Things get a little sticky, though, when we consider Moyers's grants to public television and radio. His $42,000 to WETA “to support a series of special features on money in politics to run four consecutive weeks in the Fall of 1997 on the PBS program 'Washington Week in Review.'” Or, that same year, $296,500 “to fund production of three 15-minute segments for the 'PBS NewsHour with Jim Lehrer' on campaign finance reform.” Still in 1997, $127,000 to NPR “to support the special 'Money, Power and Influence' reporting position” and another $100,000 to “support an additional reporter to cover the 'Money, Power and Influence' beat outside the Beltway.”…

The list, as they say, goes on. A “Frontline” documentary on campaign financing for the small fee of $200,000 in 1995….

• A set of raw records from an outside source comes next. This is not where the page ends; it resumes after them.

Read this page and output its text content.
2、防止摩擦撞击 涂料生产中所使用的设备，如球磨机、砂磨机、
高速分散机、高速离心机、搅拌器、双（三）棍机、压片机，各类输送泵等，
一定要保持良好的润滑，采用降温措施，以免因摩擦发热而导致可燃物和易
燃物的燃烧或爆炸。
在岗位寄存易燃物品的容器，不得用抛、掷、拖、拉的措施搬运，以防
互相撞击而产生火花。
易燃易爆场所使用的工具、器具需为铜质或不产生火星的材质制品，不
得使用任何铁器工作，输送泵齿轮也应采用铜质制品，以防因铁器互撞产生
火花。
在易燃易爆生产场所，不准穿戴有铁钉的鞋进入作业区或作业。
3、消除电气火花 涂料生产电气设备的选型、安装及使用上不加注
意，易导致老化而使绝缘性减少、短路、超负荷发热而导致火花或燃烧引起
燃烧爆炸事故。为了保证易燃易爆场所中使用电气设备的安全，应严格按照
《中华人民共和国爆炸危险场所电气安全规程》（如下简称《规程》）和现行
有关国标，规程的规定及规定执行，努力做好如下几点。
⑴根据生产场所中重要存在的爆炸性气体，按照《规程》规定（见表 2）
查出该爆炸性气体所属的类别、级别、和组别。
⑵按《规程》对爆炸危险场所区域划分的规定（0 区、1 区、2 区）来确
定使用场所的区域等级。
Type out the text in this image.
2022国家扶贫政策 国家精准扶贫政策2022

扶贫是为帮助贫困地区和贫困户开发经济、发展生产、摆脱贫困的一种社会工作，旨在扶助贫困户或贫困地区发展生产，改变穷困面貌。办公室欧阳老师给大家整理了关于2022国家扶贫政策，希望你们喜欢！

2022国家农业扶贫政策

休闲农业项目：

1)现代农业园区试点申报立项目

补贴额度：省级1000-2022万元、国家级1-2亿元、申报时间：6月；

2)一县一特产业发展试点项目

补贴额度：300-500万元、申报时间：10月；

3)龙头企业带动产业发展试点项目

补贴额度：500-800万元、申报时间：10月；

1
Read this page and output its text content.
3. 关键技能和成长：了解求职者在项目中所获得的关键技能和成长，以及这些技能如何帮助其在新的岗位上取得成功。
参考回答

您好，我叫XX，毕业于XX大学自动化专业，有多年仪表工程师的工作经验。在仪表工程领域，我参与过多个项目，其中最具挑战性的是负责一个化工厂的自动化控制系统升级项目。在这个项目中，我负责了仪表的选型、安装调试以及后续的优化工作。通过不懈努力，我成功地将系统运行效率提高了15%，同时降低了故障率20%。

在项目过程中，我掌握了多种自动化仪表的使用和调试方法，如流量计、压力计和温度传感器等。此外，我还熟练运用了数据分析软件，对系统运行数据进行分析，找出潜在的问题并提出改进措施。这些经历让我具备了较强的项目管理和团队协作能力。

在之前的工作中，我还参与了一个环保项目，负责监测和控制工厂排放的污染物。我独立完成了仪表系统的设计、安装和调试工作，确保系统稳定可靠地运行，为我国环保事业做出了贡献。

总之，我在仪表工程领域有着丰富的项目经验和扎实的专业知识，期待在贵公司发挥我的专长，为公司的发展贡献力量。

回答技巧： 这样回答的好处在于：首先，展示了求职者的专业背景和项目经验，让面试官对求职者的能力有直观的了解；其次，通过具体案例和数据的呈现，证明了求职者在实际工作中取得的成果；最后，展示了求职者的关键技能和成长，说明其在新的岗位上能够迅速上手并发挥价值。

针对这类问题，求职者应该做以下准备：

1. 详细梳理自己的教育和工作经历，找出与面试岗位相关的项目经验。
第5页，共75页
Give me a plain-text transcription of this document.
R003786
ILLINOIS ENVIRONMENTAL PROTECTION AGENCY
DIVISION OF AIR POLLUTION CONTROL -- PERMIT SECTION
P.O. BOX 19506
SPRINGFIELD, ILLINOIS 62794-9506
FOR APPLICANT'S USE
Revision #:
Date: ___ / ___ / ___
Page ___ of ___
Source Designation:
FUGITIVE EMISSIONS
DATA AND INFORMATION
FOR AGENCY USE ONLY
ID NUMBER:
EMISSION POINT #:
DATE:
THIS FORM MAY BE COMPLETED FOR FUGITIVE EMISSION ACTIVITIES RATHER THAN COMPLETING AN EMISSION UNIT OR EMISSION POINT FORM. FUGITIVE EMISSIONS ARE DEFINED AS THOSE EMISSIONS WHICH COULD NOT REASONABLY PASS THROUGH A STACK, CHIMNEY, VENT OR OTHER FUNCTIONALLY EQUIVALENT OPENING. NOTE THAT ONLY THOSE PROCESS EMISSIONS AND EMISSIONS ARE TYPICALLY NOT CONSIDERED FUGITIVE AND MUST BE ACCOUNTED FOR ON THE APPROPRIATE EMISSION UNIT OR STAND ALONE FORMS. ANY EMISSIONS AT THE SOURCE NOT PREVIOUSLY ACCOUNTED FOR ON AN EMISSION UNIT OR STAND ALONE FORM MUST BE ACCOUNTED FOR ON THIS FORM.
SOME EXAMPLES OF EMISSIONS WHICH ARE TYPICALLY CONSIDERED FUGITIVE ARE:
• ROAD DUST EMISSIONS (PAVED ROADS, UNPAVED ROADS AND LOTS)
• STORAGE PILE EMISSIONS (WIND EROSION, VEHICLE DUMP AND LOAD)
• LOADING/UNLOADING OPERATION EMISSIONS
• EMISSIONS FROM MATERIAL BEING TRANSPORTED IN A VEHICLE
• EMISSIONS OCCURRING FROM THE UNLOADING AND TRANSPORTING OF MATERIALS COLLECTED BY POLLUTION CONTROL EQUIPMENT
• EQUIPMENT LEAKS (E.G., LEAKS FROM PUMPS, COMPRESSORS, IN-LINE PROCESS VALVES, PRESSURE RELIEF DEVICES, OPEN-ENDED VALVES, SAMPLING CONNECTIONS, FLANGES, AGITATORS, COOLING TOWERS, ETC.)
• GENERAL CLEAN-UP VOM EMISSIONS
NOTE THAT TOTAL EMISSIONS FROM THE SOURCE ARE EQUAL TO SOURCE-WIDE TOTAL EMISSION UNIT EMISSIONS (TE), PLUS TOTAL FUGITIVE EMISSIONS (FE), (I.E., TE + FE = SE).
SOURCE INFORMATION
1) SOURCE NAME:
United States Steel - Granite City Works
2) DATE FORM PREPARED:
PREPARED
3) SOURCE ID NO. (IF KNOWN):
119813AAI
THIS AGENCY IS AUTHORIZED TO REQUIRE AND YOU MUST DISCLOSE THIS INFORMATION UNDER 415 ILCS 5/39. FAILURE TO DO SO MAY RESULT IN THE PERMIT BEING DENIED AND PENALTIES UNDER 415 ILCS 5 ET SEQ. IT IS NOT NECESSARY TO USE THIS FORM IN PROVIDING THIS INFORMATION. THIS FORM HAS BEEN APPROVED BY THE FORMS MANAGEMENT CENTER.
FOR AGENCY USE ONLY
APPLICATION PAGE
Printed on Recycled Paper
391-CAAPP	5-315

And when nasty conservatives suggest that all of this reinforces a left-leaning public affairs bias at PBS? Or that public broadcasting in America is for sale? Just give $15,000 to help Fairness and Accuracy in Reporting run an op-ed ad “in support of the independence of public television.” As Moyers might say, I'm not making this up.

On his own shows, Moyers frequently draws on the “expertise” of the interest groups he funds through his foundation. In 1999, all of this back-scratching caught up with him when an enterprising reporter from Knight Ridder named Frank Greve pointed out Moyers's duplicity.

“No TV journalist has reported more aggressively on the influence of money in American politics than Bill Moyers,” wrote Greve. “His triple roles as journalist, advocate and financier have made Moyers one of the nation's most influential champions of tighter restrictions on campaign contributions. In fact, with the Senate set to begin debate on campaign finance this week, Moyers is using his control over money and media to influence public policy in ways that would be the envy of the special interests he deplores.”…

These apparent conflicts have nicked Moyers's reputation, perhaps, but they haven't kept him from winning effusive praise from the nation's television writers and earning dozens of broadcast journalism awards over the course of his career. He won the prestigious Alfred I. DuPont/Columbia University Gold Baton award for 1998-99, honoring a documentary on South Africa. And the Columbia Journalism Review, in a Moyers tribute for its fortieth anniversary issue this winter, gushed, “Moyers's conversational ease, his earnest delivery, his fierce intelligence — all of it has transformed him into our leading television intellectual, and a worthy successor to Edward R. Murrow.” Moyers has been “an invaluable presence on television” and remains “one of our most astute press critics.” In sum, “serious journalism is Moyers's legacy to us.”

Moyers left another legacy to the Columbia Journalism Review, this one undisclosed. It's the serious funding his foundation has provided for years, including a recent $2 million grant to help “save” — his word — the publication that praises him so effusively.